Suspect #2: Member Of Patriarca "DeCologero Crew" Suspected Of Participating in Whitey Bulger Slaying

A second suspect has emerged in the killing of James (Whitey) Bulger -- Paul J. DeCologero, a member of a violent Patriarca crime family crew in Boston that robbed and kidnapped rivals, and murdered and dismembered a teenage girl.

Paul J. DeCologero.
Paul J. DeCologero.


More details in the Whitey Bulger murder Tuesday morning at Hazelton federal penitentiary in West Virginia also have come to light -- and Fotios “Freddy” Geas confessed to committing the brutal murder by himself.





Law enforcement sources say suspect Paul J. DeCologero also participated in the vicious murder of Whitey Bulger, according to the Boston Globe.

DeCologero is serving a 25-year sentence for racketeering and conspiracy.

(Some Boston officials believe prison guards allowed the inmates to attack Bulger.)

Law enforcement officials “with knowledge of the matter” said that DeCologero and Geas attacked Bulger less than 12 hours after he arrived at the prison.

The two men allegedly beat Bulger to death inside his cell with a padlock stuffed inside a sock. Bulger was then wrapped in a blanket and placed in his bed to make it look like he was sleeping, multiple law enforcement officials told NBC News Thursday.

Bulger’s killers even rested his head on the pillow after killing him.

The Burlington-based DeCologero Crew robbed and kidnapped drug dealers and sold drugs.

In 1989, the crew reportedly threw in with Boston mobster Robert F. Carrozza, aka "Bobby Russo," who led an internal rebellion against the leadership of the Providence-based Patriarca crime family. Carrozza, his stepbrother/consiglieri Joseph (JR) Russo, and mobster Vincent Ferrarra challenged the leadership of boss Raymond Patriarca and Francis Cadillac Frank Salemme. Carrozza and the others sought to control illegal gambling and the extortion of bookmakers, drug dealers and restaurant owners in Massachusetts. The civil war lasted until 1996 and claimed more than a dozen lives.

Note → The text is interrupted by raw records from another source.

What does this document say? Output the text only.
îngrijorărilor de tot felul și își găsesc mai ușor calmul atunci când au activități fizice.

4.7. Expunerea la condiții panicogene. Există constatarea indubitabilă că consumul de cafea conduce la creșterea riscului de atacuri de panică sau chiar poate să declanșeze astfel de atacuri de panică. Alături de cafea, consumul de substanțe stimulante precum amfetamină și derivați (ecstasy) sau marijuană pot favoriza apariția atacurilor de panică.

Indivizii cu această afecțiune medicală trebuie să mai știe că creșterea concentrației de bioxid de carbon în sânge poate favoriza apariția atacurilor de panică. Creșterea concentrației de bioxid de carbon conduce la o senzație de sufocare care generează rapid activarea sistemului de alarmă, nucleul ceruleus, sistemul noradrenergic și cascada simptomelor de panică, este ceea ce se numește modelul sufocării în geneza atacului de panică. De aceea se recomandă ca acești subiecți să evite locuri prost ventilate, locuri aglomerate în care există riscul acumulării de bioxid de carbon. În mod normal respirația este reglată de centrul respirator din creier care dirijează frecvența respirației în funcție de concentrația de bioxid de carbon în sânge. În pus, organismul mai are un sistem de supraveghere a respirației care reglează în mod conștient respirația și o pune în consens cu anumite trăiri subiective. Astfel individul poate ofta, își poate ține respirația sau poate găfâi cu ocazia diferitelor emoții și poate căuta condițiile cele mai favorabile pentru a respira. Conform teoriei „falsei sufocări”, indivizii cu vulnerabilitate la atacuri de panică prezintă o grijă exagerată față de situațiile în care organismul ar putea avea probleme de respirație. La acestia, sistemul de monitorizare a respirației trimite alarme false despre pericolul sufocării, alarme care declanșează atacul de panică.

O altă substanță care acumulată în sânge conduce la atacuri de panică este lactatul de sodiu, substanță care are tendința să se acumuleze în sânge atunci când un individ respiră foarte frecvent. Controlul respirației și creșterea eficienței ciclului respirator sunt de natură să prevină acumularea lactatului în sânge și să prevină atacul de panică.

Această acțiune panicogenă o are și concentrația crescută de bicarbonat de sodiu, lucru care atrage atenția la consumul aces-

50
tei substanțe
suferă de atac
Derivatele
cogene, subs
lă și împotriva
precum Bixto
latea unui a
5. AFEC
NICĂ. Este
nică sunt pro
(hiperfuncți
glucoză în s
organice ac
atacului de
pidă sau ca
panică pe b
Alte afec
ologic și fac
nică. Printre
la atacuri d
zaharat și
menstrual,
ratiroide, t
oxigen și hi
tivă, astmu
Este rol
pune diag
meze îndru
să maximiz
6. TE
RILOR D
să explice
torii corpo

DeCologero crew members were arrested in 2001.

In 1996, they strangled Aislin Silva, 19, then dismembered her body. Her remains were unearthed from a shallow grave behind an elementary school in 2006.

Federal authorities said Silva had become a liability to the DeCologero Crew after police searched Silva's Medford apartment in November 1996 and discovered a cache of weapons and drugs stashed by a crew member with whom she was friends. Silva was not involved in mob activity.

Aislin Silva
Aislin Silva


Testimony at trial regarding Silva's killing came primarily from Stephen DiCenso, a former member of the DeCologero crew who was closely involved in the murder. According to DiCenso, in November 1996, the police found a stash of guns that the DeCologero crew had hidden in Silva's apartment. The crew's boss, Paul A. "Big Paul" DeCologero, decided to kill Silva because he was afraid that she would implicate him and his associates if the police interrogated her about the guns.

Initially, Paul A. planned to get Silva to overdose on heroin, and he instructed Paul J. to acquire some high-grade heroin for that purpose. DiCenso and another DeCologero crew member, Kevin Meuse, then gave Silva the heroin and told her that it was good cocaine. She took the heroin but did not overdose.

Big Paul' DeCologero, of Burlington, was sentenced to life in prison for a range of crimes, including ordering Silva's murder. Paul J. is Big Paul's nephew.

The crew was found guilty of assorted RICO crimes, including robbery, drug dealing, witness tampering, firearms, and related conspiracy convictions. After a 39-day trial on eighteen counts, each defendant was found guilty on some and acquitted on other of the charges.


crew member Derek Capozzi
Crew member Derek Capozzi



In September 2012, crew member Derek Capozzi was sentenced to an additional 51 months after pleading guilty to a federal escape charge as reported by The Associated Press.

Capozzi kicked out the door of a van during a 2010 transport in Central Kentucky. He was apprehended after three days on the run, and claimed he made the break to seek medical treatment for cardiac problems.


It was unclear how Geas and DeCologero learned about Bulger’s arrival at the prison, which has a reputation for being dangerous.

The 89-year-old Bulger, former Boston crime boss and longtime FBI informant, was transferred to USP Hazelton after causing problems at the prison in Florida, where he was serving a life sentence. Bulger, who ran a largely Irish mob in Boston in the 1970s and '80s, ratted on New England mobster rivals to the FBI while simultaneously committing loansharking, extortion and murders.

Last week, five members of Congress wrote to Attorney General Jeff Sessions about what they called "dangerous continual understaffing" at federal prisons in West Virginia and Pennsylvania and stated their alarm about the deaths at USP Hazelton.